The original method by Chen L (2004) not only estimated directional and stabilizing selection pressure in a codon-wise fashion, but also included a significance criterion for directional selection. Here we slightly extend the method to also allow for significance assessment for stabilizing selection. The extended method is then applied to gp120 of subtype B and of the East Asian variant B', and results discussed in terms of the structure of gp120. Finally, we analyze codons that have a increased values of ka/ks in B' compared to B. These patterns show an interesting distribution in the structure of gp120, and we find a statistical association of glycosylation sites with these codons.

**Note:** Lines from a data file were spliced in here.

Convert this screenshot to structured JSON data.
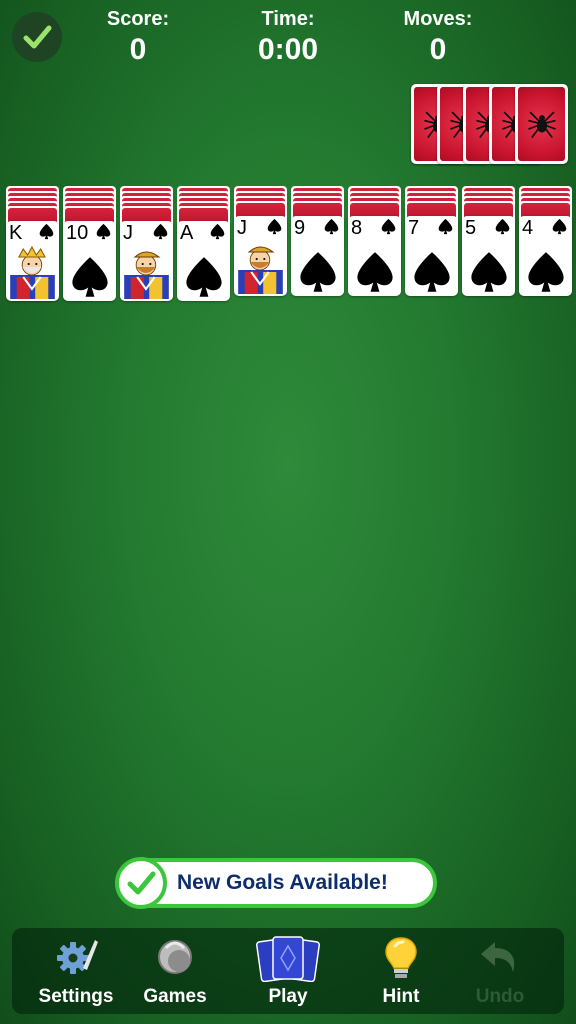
{
  "header": {
    "score_label": "Score:",
    "score_value": "0",
    "time_label": "Time:",
    "time_value": "0:00",
    "moves_label": "Moves:",
    "moves_value": "0"
  },
  "stock": {
    "remaining_deals": 5
  },
  "tableau": [
    {
      "facedown": 5,
      "rank": "K",
      "suit": "spade",
      "court": "king"
    },
    {
      "facedown": 5,
      "rank": "10",
      "suit": "spade"
    },
    {
      "facedown": 5,
      "rank": "J",
      "suit": "spade",
      "court": "jack"
    },
    {
      "facedown": 5,
      "rank": "A",
      "suit": "spade"
    },
    {
      "facedown": 4,
      "rank": "J",
      "suit": "spade",
      "court": "jack"
    },
    {
      "facedown": 4,
      "rank": "9",
      "suit": "spade"
    },
    {
      "facedown": 4,
      "rank": "8",
      "suit": "spade"
    },
    {
      "facedown": 4,
      "rank": "7",
      "suit": "spade"
    },
    {
      "facedown": 4,
      "rank": "5",
      "suit": "spade"
    },
    {
      "facedown": 4,
      "rank": "4",
      "suit": "spade"
    }
  ],
  "banner": {
    "text": "New Goals Available!"
  },
  "toolbar": {
    "settings": "Settings",
    "games": "Games",
    "play": "Play",
    "hint": "Hint",
    "undo": "Undo"
  },
  "colors": {
    "felt": "#237a30",
    "card_back": "#c8142e",
    "accent_green": "#3cc63c",
    "banner_text": "#0d2e6e"
  }
}
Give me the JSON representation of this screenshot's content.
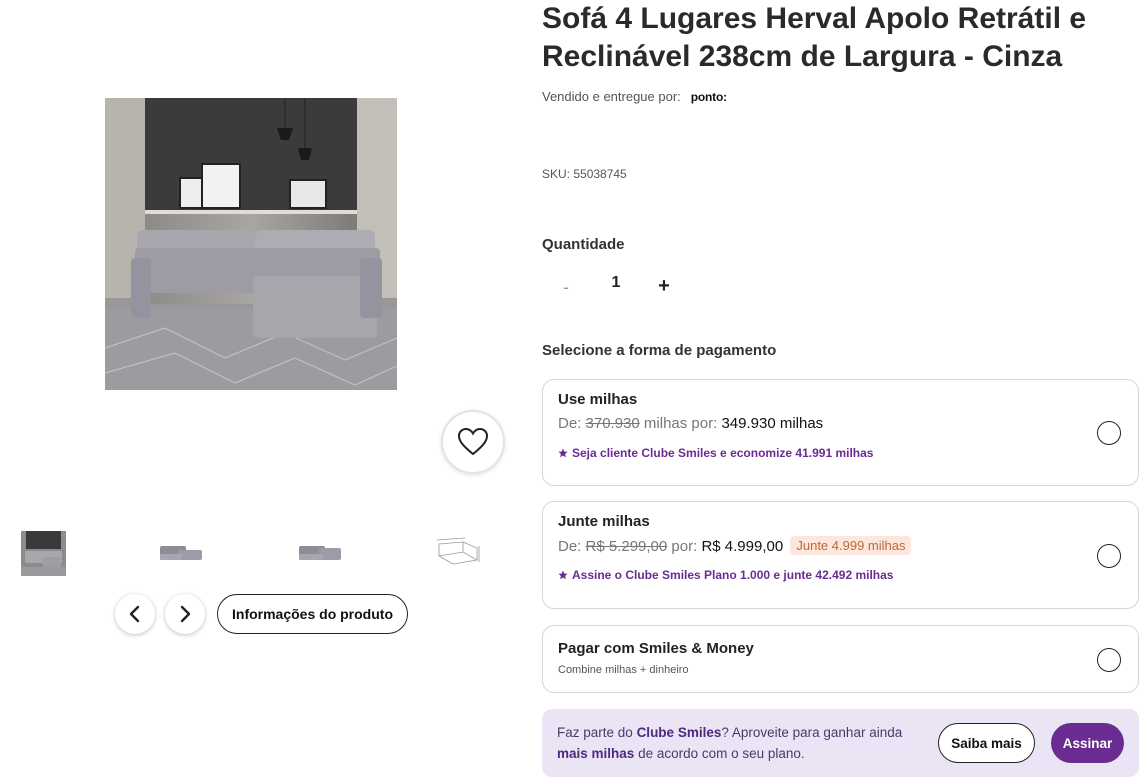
{
  "product": {
    "title": "Sofá 4 Lugares Herval Apolo Retrátil e Reclinável 238cm de Largura - Cinza",
    "seller_prefix": "Vendido e entregue por:",
    "seller_logo": "ponto:",
    "sku": "SKU: 55038745"
  },
  "quantity": {
    "label": "Quantidade",
    "minus": "-",
    "value": "1",
    "plus": "+"
  },
  "payment": {
    "label": "Selecione a forma de pagamento",
    "options": [
      {
        "title": "Use milhas",
        "price_prefix": "De:",
        "price_old": "370.930",
        "price_mid": "milhas por:",
        "price_new": "349.930 milhas",
        "promo": "Seja cliente Clube Smiles e economize 41.991 milhas"
      },
      {
        "title": "Junte milhas",
        "price_prefix": "De:",
        "price_old": "R$ 5.299,00",
        "price_mid": "por:",
        "price_new": "R$ 4.999,00",
        "badge": "Junte 4.999 milhas",
        "promo": "Assine o Clube Smiles Plano 1.000 e junte 42.492 milhas"
      },
      {
        "title": "Pagar com Smiles & Money",
        "subtitle": "Combine milhas + dinheiro"
      }
    ]
  },
  "banner": {
    "text_1": "Faz parte do",
    "brand": "Clube Smiles",
    "text_2": "? Aproveite para ganhar ainda",
    "highlight": "mais milhas",
    "text_3": "de acordo com o seu plano.",
    "saiba_mais": "Saiba mais",
    "assinar": "Assinar"
  },
  "gallery": {
    "info_button": "Informações do produto",
    "thumbnail_count": 4,
    "selected_thumbnail": 1
  },
  "colors": {
    "accent": "#6a2c91",
    "banner_bg": "#ebe4f5",
    "badge_bg": "#fde7dc"
  }
}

Differential selection in HIV-1 gp120 between subtype B and East Asian variant B'
- Received Date: 06 October 2013
- Accepted Date: 20 November 2013
- Published Date: 16 January 2014
Abstract: HIV-1 evolves strongly and undergoes geographic differentiation as it spreads in diverse host populations around the world. For instance, distinct genomic backgrounds can be observed between the pandemic subtype B, prevalent in Europe and North-America, and its offspring clade B' in East Asia. Here we ask whether this differentiation affects the selection pressure experienced by the virus. To answer this question we evaluate selection pressure on the HIV-1 envelope protein gp120 at the level of individual codons using a simple and fast estimation method based on the ratio ka/ks of amino acid changes to synonymous changes. To validate the approach we compare results to those from a state-of-the-art mixed-effect method. The agreement is acceptable, but the analysis also demonstrates some limitations of the simpler approach. Further, we find similar distributions of codons under stabilizing and directional selection pressure in gp120 for subtypes B and B' with more directional selection pressure in variable loops and more stabilizing selection in the constant regions. Focusing on codons with increased ka/ks values in B', we show that these codons are scattered over the whole of gp120, with remarkable clusters of higher density in regions flanking the variable loops. We identify a significant statistical association of glycosylation sites and codons with increased ka/ks values.